Wow, on first read-through, this all looks really, really good to me!

I'd think other races would probably be "shifted" by their offset from human, so a Dwarf would pay the same for ST 11 that a human would for ST 9. This and the limit have the cool automatic side-effect that suddenly racial starting points are much more significant than they ever were in TFT, where really in practice they were only minimums. This way they're maximums, and if I'm right about the EP costs, they affect those too.

There are also interesting new trade-offs for players to consider in terms of going for really high single attributes eventually, versus several good attributes sooner, and of course I love that there are other things to buy with EP other than always increasing attributes.

And I love saying goodbye to the memory-limit on talents.

I think 40 points is a great point to set a limit, as that's about the point that I think TFT characters stop being like starting characters plus a few points, and more like a breed apart.

Of course there's room for interesting variations by race, and possibly exceptions or other details. It would of course be easy, as Ty suggested, to set a higher cap for more over-the-top campaigns.

Quibbles & details that come to mind:

* Existing materials sometimes have characters over 40 points to look at (Death Test 1 & 2, and Tollenkar's Lair).

* It seems like it probably increases the attractiveness and ability of non-wizards learning spells by a lot.

* You mentioned Drain Strength, but are you considering Aid spells on apprentices as another way to recharge staffs? I don't see that as a particular problem.
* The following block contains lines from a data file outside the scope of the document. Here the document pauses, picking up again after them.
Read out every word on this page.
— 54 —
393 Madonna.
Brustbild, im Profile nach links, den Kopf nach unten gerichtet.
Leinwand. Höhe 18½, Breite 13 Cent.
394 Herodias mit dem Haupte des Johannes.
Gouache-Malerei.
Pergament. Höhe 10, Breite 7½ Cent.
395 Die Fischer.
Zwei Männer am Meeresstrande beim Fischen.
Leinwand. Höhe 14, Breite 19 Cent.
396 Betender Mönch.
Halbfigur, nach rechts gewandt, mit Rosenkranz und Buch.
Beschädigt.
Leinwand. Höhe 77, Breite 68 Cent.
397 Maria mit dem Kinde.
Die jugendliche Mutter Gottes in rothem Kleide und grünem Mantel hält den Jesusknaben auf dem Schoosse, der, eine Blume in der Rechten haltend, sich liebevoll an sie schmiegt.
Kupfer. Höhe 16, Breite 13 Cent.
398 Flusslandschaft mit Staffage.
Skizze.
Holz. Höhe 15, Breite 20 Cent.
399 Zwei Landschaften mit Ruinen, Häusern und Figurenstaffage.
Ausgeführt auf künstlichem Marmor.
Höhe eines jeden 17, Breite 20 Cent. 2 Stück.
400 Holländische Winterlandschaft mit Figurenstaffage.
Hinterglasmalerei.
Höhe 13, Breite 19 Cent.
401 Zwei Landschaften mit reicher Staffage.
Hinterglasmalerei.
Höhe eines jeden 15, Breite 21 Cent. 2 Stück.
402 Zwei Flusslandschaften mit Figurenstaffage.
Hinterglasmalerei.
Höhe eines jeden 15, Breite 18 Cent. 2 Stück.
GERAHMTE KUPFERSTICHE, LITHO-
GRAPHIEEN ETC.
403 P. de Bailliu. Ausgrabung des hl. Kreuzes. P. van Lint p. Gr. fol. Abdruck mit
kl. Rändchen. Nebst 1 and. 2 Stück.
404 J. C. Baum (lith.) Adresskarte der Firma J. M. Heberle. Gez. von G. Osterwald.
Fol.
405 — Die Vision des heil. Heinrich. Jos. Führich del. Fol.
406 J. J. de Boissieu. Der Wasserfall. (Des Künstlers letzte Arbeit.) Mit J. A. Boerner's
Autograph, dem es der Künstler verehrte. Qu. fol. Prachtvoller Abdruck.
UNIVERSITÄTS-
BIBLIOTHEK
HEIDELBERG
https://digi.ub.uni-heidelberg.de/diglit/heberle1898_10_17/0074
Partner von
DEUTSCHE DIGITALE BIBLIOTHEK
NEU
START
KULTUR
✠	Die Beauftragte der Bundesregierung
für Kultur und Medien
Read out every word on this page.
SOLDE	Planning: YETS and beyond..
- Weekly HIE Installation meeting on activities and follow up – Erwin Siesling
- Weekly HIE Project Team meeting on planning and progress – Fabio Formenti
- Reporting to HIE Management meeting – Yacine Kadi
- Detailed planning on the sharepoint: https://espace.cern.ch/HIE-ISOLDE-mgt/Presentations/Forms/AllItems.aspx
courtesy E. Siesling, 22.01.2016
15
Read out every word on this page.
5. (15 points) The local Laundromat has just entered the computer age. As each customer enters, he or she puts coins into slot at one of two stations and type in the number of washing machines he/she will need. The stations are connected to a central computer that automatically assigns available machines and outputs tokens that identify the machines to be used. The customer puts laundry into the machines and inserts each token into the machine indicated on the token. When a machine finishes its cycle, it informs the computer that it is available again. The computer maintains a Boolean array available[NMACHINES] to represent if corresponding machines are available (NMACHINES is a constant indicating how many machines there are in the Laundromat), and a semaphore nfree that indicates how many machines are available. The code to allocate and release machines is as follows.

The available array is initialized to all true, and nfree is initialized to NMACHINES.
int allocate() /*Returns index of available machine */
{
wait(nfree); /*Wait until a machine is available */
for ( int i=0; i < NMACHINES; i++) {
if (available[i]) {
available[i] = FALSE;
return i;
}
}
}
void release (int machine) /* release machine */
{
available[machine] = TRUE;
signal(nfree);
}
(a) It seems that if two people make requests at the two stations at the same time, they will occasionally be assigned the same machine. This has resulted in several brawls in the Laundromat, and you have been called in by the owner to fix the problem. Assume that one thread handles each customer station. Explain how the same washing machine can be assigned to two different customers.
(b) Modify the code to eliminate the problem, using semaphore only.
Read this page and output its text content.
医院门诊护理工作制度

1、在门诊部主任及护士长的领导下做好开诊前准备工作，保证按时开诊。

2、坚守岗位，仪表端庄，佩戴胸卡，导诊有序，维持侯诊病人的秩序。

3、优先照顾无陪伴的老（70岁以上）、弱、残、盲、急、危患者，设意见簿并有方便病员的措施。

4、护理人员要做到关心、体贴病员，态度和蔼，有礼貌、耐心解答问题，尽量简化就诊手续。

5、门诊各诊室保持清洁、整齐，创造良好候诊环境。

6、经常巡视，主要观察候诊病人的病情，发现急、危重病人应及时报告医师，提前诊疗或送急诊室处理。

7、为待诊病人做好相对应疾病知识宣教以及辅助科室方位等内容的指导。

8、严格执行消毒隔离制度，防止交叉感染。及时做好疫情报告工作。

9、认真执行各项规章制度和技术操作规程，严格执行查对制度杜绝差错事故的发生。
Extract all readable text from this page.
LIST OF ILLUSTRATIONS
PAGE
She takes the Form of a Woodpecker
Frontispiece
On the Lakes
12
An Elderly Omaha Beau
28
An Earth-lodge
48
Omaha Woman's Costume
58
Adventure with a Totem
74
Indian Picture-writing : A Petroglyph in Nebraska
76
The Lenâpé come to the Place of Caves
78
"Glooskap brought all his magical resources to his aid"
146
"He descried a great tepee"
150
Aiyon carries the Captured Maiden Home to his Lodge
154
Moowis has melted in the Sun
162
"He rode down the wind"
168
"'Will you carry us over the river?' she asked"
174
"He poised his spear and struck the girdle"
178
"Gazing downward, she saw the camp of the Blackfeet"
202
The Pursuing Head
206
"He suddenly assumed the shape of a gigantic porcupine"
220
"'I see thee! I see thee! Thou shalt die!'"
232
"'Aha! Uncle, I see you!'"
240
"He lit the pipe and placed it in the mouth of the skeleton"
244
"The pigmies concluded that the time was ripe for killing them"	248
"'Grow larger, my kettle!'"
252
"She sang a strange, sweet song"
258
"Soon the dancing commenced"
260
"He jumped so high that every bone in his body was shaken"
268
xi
* I'm not clear what a wizard can do while contemplating to recharge their staff. Can they march? Are they less observant while doing so? Does it mess them up if they get X level of distraction? Maybe it just means they have to be awake and not casting any other spell for that long to get a point of recharge? If someone had a lucid dreaming talent, could they recharge it while sleeping?

Anyway, I think this seems like a really exciting revision!